Hay otra clave del negocio, los datos generados por el usuario. Spotify almacena, según datos de la compañía de 2016, 200 petabytes de esta información, una cantidad de 15 ceros. Netflix almacena solo 60. El manejo y la comercialización de estos datos es una fuente de imgresos fundamental para la compañía, ya que los acuerdos con las multinacionales de la música le dejan unos márgenes muy estrechos que, de hecho, no le han permitido dar beneficios nunca hasta la fecha. Sastrón: «Lo ves muy claro. Dan pérdidas pero valen 1.000 millones de dólares. ¿Por qué? Porque su negocio son los datos que obtienen con los contenidos que yo les aporto. Y a los autores no les pagan». Sin duda que esta es una explicación del enorme interés que han demostrado por entrar en el negocio gigantes de la distribución y del comercio digital como Amazon o Goolge. La primera lanzó al mercado Amazon Music Unlimited y la segunda acaba de irrumpir con Youtube Music y Google Play Music. Y no olviden otra cosa importante: estas dos compañías están inmersas en una batalla comercial, la próxima, por los dispositivos de los hogares: altavoces que obedecen nuestras órdenes como en las películas de ciencia ficción. Las series, la música, las noticias, el tiempo, la compra diaria y la temperatura del hogar dirigidas por una voz virtual. Pronto estas compañías sabrán qué música queremos para despertar o cuándo fue nuestra última noche romántica.

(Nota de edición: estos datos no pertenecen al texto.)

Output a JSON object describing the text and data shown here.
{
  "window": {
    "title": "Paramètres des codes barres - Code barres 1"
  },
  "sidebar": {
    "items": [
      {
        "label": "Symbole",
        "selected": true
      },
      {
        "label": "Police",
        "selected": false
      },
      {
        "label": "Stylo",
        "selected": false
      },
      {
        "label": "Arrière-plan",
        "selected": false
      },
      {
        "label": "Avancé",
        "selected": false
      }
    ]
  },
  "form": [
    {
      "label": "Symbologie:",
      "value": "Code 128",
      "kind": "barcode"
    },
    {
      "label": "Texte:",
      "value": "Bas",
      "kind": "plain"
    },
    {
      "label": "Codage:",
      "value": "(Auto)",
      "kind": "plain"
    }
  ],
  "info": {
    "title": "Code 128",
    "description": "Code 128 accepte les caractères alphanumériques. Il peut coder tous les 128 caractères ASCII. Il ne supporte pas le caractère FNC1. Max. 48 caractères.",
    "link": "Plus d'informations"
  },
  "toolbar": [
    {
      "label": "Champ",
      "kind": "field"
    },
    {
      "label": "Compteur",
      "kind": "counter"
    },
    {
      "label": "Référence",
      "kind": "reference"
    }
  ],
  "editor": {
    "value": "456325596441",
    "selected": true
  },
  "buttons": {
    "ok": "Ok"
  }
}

Pero esto no es todo. La música en sí misma está transformándose. ¿No les extraña la cantidad de versiones del mismo éxito que aparecen en los servicios de «streaming»? La explicación está en las listas de reproducción, esa fase previa al control mental de las masas. Todas las plataformas proponen para el usuario pasivo una «mixtape» de canciones para cada estado de ánimo. Y así, el mismo éxito puede ralentizarse o acelerarse para aparecer en «Verano chill» o en «Entrena a tope». Listas como Rap Caviar suman 9 millones de usuarios que garantizan, claro, millones de reproducciones, sin menospreciar otras como Baila Reguetón (7,4) y Vive Latino (8,2 millones). Entrar en esas listas, que decide un algoritmo de Spotify, puede suponer una gran diferencia de ingresos. Y es la compañía quien tiene ese poder de otorgar o no relevancia. Antes, la música la dominaba la audiencia de clase media y blanca que compraba sus discos en las tiendas o centros comerciales. Ahora, la música urbana lo domina todo y su público ha reemplazado al de los grupos de blancos y guitarras. Vetusta Morla tienen 667.000 oyentes mensuales; Bad Bunny, 36 millones. Ayer, J Balvin adelantó a Drake en el número 1: 48 millones.